Khuri’s research focuses on the mathematical description of elementary particle collisions, created experimentally in accelerators, and making predictions about particle behavior. Currently, he is concerned with an analysis that stresses the importance of measuring the real part of the forward scattering amplitude at the Large Hadron Collider at the European Organization for Nuclear Research (CERN) in Geneva, Switzerland. Khuri’s lab has shown how these experiments could test for the existence of a “fundamental length” in space-time.

Past results from the Khuri lab include the discovery of a universality property for very low-energy scattering amplitudes in two dimensions; the completion of a systematic derivation of the transition temperature from the quantum chromodynamics (QCD) Lagrangian within the analysis of color superconductivity as a possible phase of high-density QCD; and a check on the Randall–Sundrum scenario for gravity that shows that the theory is consistent with the Mercury precession test of general relativity.

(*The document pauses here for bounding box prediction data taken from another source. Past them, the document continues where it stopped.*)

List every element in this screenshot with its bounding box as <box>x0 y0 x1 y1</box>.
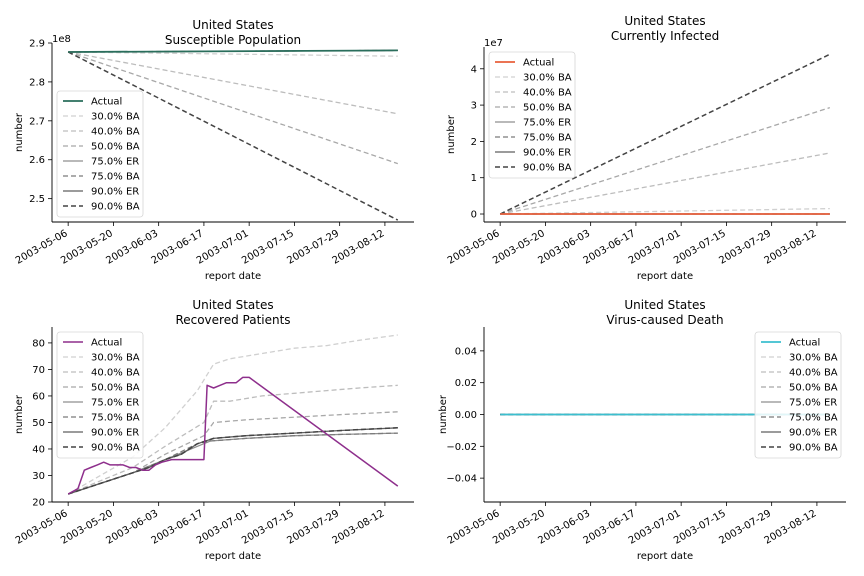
x-axis-label: report date <box>205 551 261 562</box>
y-tick-label: 2.6 <box>29 155 45 166</box>
y-tick-label: 50 <box>32 418 45 429</box>
y-tick-label: −0.04 <box>446 474 477 485</box>
legend-frame <box>56 90 144 218</box>
y-tick-label: 3 <box>471 101 477 112</box>
y-tick-label: 0.00 <box>455 410 477 421</box>
series-line-30-0-ba <box>68 51 398 57</box>
y-axis-label: number <box>14 394 25 434</box>
y-tick-label: 30 <box>32 471 45 482</box>
legend-label: 50.0% BA <box>523 103 572 114</box>
legend-frame <box>754 331 842 459</box>
legend-label: 40.0% BA <box>91 368 140 379</box>
axis-offset-label: 1e8 <box>52 34 71 45</box>
x-axis-label: report date <box>637 271 693 282</box>
y-tick-label: 40 <box>32 444 45 455</box>
y-tick-label: 0.04 <box>455 346 477 357</box>
legend-label: 90.0% ER <box>91 187 139 198</box>
chart-subtitle: Currently Infected <box>611 29 719 43</box>
y-tick-label: 1 <box>471 173 477 184</box>
legend-label: 75.0% BA <box>91 413 140 424</box>
y-tick-label: 2.5 <box>29 194 45 205</box>
legend-label: 75.0% ER <box>91 398 139 409</box>
legend-label: 40.0% BA <box>789 368 838 379</box>
y-tick-label: 2 <box>471 137 477 148</box>
chart-title: United States <box>192 298 273 312</box>
legend-label: 90.0% ER <box>91 428 139 439</box>
legend-label: 50.0% BA <box>789 383 838 394</box>
y-tick-label: 0.02 <box>455 378 477 389</box>
legend-label: Actual <box>523 58 554 69</box>
legend-label: 75.0% BA <box>789 413 838 424</box>
chart-subtitle: Recovered Patients <box>175 313 290 327</box>
legend-label: 40.0% BA <box>91 127 140 138</box>
legend-label: 75.0% BA <box>523 133 572 144</box>
legend-label: 30.0% BA <box>91 353 140 364</box>
legend-label: 50.0% BA <box>91 383 140 394</box>
x-axis-label: report date <box>637 551 693 562</box>
y-tick-label: 20 <box>32 498 45 509</box>
legend-label: 40.0% BA <box>523 88 572 99</box>
series-line-90-0-ba <box>499 53 831 215</box>
legend-label: Actual <box>91 338 122 349</box>
legend: Actual 30.0% BA 40.0% BA 50.0% BA 75.0% ER 75… <box>56 331 144 459</box>
y-axis-label: number <box>438 394 449 434</box>
chart-subtitle: Virus-caused Death <box>606 313 723 327</box>
legend-label: 30.0% BA <box>789 353 838 364</box>
y-tick-label: 70 <box>32 365 45 376</box>
series-line-50-0-ba <box>500 106 830 215</box>
legend-label: 90.0% ER <box>523 148 571 159</box>
legend-label: 90.0% BA <box>91 443 140 454</box>
chart-subtitle: Susceptible Population <box>165 33 301 47</box>
series-line-90-0-ba <box>67 427 398 495</box>
axis-offset-label: 1e7 <box>484 38 503 49</box>
y-axis-label: number <box>14 112 25 152</box>
series-line-90-0-ba <box>67 51 399 221</box>
legend-label: 90.0% BA <box>789 443 838 454</box>
y-tick-label: −0.02 <box>446 442 477 453</box>
chart-title: United States <box>624 298 705 312</box>
legend-label: 75.0% ER <box>523 118 571 129</box>
y-tick-label: 0 <box>471 210 477 221</box>
legend-label: 90.0% ER <box>789 428 837 439</box>
legend-label: 75.0% ER <box>91 157 139 168</box>
chart-title: United States <box>192 18 273 32</box>
series-line-30-0-ba <box>67 334 398 495</box>
chart-title: United States <box>624 14 705 28</box>
legend-label: 90.0% BA <box>523 163 572 174</box>
series-line-50-0-ba <box>67 51 399 165</box>
legend-frame <box>56 331 144 459</box>
y-axis-label: number <box>446 114 457 154</box>
legend-label: 75.0% BA <box>91 172 140 183</box>
series-line-actual <box>67 376 399 495</box>
legend-label: 30.0% BA <box>91 112 140 123</box>
legend-label: 75.0% ER <box>789 398 837 409</box>
series-line-30-0-ba <box>500 207 830 215</box>
legend-label: Actual <box>91 97 122 108</box>
legend-label: 30.0% BA <box>523 73 572 84</box>
series-line-40-0-ba <box>67 384 398 495</box>
y-tick-label: 60 <box>32 391 45 402</box>
legend-frame <box>488 51 576 179</box>
series-line-actual <box>68 49 398 53</box>
legend-label: 90.0% BA <box>91 202 140 213</box>
legend: Actual 30.0% BA 40.0% BA 50.0% BA 75.0% ER 75… <box>56 90 144 218</box>
y-tick-label: 80 <box>32 338 45 349</box>
legend: Actual 30.0% BA 40.0% BA 50.0% BA 75.0% ER 75… <box>488 51 576 179</box>
y-tick-label: 4 <box>471 64 477 75</box>
x-axis-label: report date <box>205 271 261 282</box>
legend-label: Actual <box>789 338 820 349</box>
y-tick-label: 2.8 <box>29 77 45 88</box>
legend: Actual 30.0% BA 40.0% BA 50.0% BA 75.0% ER 75… <box>754 331 842 459</box>
legend-label: 50.0% BA <box>91 142 140 153</box>
y-tick-label: 2.7 <box>29 116 45 127</box>
y-tick-label: 2.9 <box>29 39 45 50</box>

In a separate project in mathematical physics, the Khuri lab introduced a new method to study the Riemann hypothesis, one of the last unsolved problems in mathematics. Using inverse scattering methods, developed in physics, they found a hypothetical two-body force, the scattering data of which is by construction such that the zero energy Jost function is identical to the Riemann ζ-function. The Riemann zeros are then related to the zero energy-coupling constant spectrum.

Khuri’s early work was in the areas of dispersion relations, Regge pole theory, and asymptotic bounds and relations. He was the first to establish the validity of dispersion relations in nonrelativistic quantum mechanics and started a rigorous study of scattering amplitudes, which led to concepts such as Regge poles and strings.

Khuri was born in Beirut, Lebanon, and received his B.A. with high distinction from the American University of Beirut in 1952. He received his M.A. and Ph.D. from Princeton University in 1955 and 1957, respectively. From 1957 to 1964, he was on the faculty of the American University of Beirut, first as an assistant professor and in 1961 as an associate professor, and was also a member of the Institute for Advanced Study in Princeton, New Jersey, for three years. Khuri came to Rockefeller in 1964 as associate professor and became professor in 1968. He was a consultant to the Brookhaven National Laboratory for many years and has been a visiting scientist at CERN. He is a fellow of the American Physical Society.